After reading all of the “down on technology” posts Kory has been responding to, I thought I’d share one of my favorite bloggers and a great recent article of his: Roger Ebert’s blog entry Tweet! Tweet! Tweet!
I’ve recently become somewhat obsessed with Roger Ebert, and especially his blog. After losing his voice because of an invasive surgery, Ebert developed an extensive online persona. Ebert is a man who has been involved in the print industry for more than half a century (his first review was printed in 1958), and still, he is one of new media’s biggest fans. Despite the slow demise of print newspapers, he declares today, where movie critics are movie lovers who blog because they love film, the Golden Age of Movie Criticism. He believes the accessibility of blogs has made it possible for great writers who don’t want a career in journalism, or may not have the connections to succeed in the print world, to contribute to the previously exclusive world of film criticism.
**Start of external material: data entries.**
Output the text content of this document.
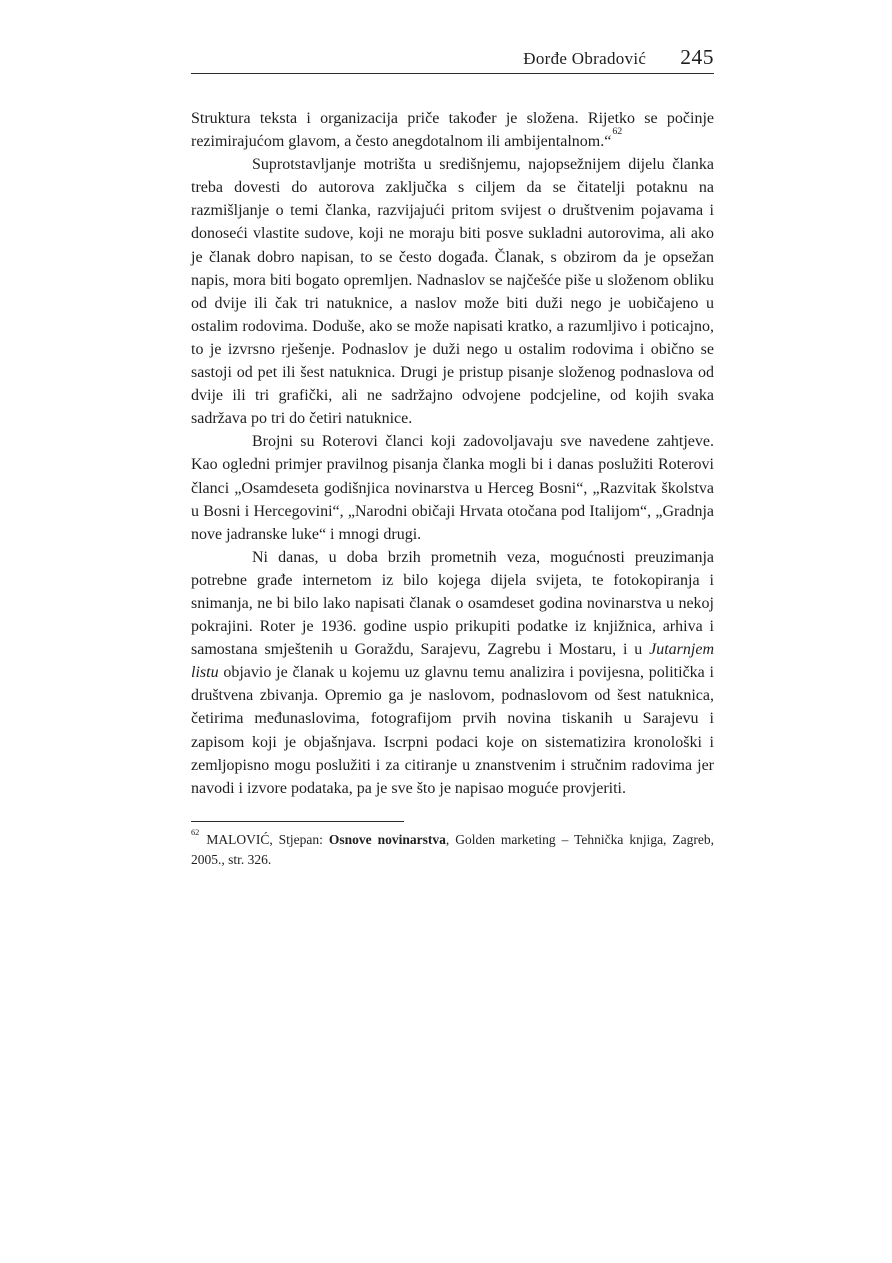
Đorđe Obradović 245

Struktura teksta i organizacija priče također je složena. Rijetko se počinje rezimirajućom glavom, a često anegdotalnom ili ambijentalnom.“$^{62}$

Suprotstavljanje motrišta u središnjemu, najopsežnijem dijelu članka treba dovesti do autorova zaključka s ciljem da se čitatelji potaknu na razmišljanje o temi članka, razvijajući pritom svijest o društvenim pojavama i donoseći vlastite sudove, koji ne moraju biti posve sukladni autorovima, ali ako je članak dobro napisan, to se često događa. Članak, s obzirom da je opsežan napis, mora biti bogato opremljen. Nadnaslov se najčešće piše u složenom obliku od dvije ili čak tri natuknice, a naslov može biti duži nego je uobičajeno u ostalim rodovima. Doduše, ako se može napisati kratko, a razumljivo i poticajno, to je izvrsno rješenje. Podnaslov je duži nego u ostalim rodovima i obično se sastoji od pet ili šest natuknica. Drugi je pristup pisanje složenog podnaslova od dvije ili tri grafički, ali ne sadržajno odvojene podcjeline, od kojih svaka sadržava po tri do četiri natuknice.

Brojni su Roterovi članci koji zadovoljavaju sve navedene zahtjeve. Kao ogledni primjer pravilnog pisanja članka mogli bi i danas poslužiti Roterovi članci „Osamdeseta godišnjica novinarstva u Herceg Bosni“, „Razvitak školstva u Bosni i Hercegovini“, „Narodni običaji Hrvata otočana pod Italijom“, „Gradnja nove jadranske luke“ i mnogi drugi.

Ni danas, u doba brzih prometnih veza, mogućnosti preuzimanja potrebne građe internetom iz bilo kojega dijela svijeta, te fotokopiranja i snimanja, ne bi bilo lako napisati članak o osamdeset godina novinarstva u nekoj pokrajini. Roter je 1936. godine uspio prikupiti podatke iz knjižnica, arhiva i samostana smještenih u Goraždu, Sarajevu, Zagrebu i Mostaru, i u Jutarnjem listu objavio je članak u kojemu uz glavnu temu analizira i povijesna, politička i društvena zbivanja. Opremio ga je naslovom, podnaslovom od šest natuknica, četirima međunaslovima, fotografijom prvih novina tiskanih u Sarajevu i zapisom koji je objašnjava. Iscrpni podaci koje on sistematizira kronološki i zemljopisno mogu poslužiti i za citiranje u znanstvenim i stručnim radovima jer navodi i izvore podataka, pa je sve što je napisao moguće provjeriti.

$^{62}$ MALOVIĆ, Stjepan: Osnove novinarstva, Golden marketing – Tehnička knjiga, Zagreb, 2005., str. 326.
But more about Tweets: remember all that class discussion and readings about how new media can give voice to students who feel like they don’t have one? Ebert embodies this.
Twitter for me performs the function of a running conversation. For someone who cannot speak, it allows a way to unload my zingers and one-liners. One of the problems with written notes and computer voices is that, by their nature, their timing doesn’t work. I used to have good timing. Now in real life a conversation will be whizzing along and a line will pop into my head and by the time I write it down and get someone to read it, the moment and the context will have disappeared. Often everything will grind to a halt while I remind people what I was referring to.
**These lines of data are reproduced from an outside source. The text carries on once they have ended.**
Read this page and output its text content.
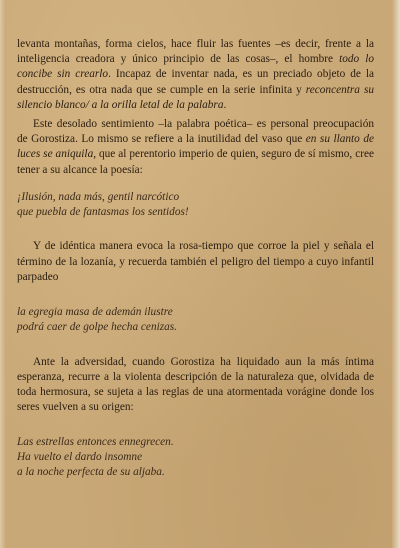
levanta montañas, forma cielos, hace fluir las fuentes –es decir, frente a la inteligencia creadora y único principio de las cosas–, el hombre todo lo concibe sin crearlo. Incapaz de inventar nada, es un preciado objeto de la destrucción, es otra nada que se cumple en la serie infinita y reconcentra su silencio blanco/ a la orilla letal de la palabra.

Este desolado sentimiento –la palabra poética– es personal preocupación de Gorostiza. Lo mismo se refiere a la inutilidad del vaso que en su llanto de luces se aniquila, que al perentorio imperio de quien, seguro de sí mismo, cree tener a su alcance la poesía:

¡Ilusión, nada más, gentil narcótico

que puebla de fantasmas los sentidos!

Y de idéntica manera evoca la rosa-tiempo que corroe la piel y señala el término de la lozanía, y recuerda también el peligro del tiempo a cuyo infantil parpadeo

la egregia masa de ademán ilustre

podrá caer de golpe hecha cenizas.

Ante la adversidad, cuando Gorostiza ha liquidado aun la más íntima esperanza, recurre a la violenta descripción de la naturaleza que, olvidada de toda hermosura, se sujeta a las reglas de una atormentada vorágine donde los seres vuelven a su origen:

Las estrellas entonces ennegrecen.

Ha vuelto el dardo insomne

a la noche perfecta de su aljaba.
For him, new media, and twitter specifically, have given him a voice after (literally) losing his to cancer. New media has given him a way to bypass his physical limitations and continue to communicate with the world in the speed he wants. And because of it, he has developed a larger, youthful audience, which was celebrated when he was awarded the Person of the Year Webby Award.
Although Ebert isn’t explicitly talking about composition or pedagogy, I find his observations about new media to be applicable to our class discussions. Mostly, I recommend him because it’s so refreshing to read a man who defies the stereotypes; he’s older and employed by print media, and yet, he maintains to be one of technology’s biggest cheerleaders.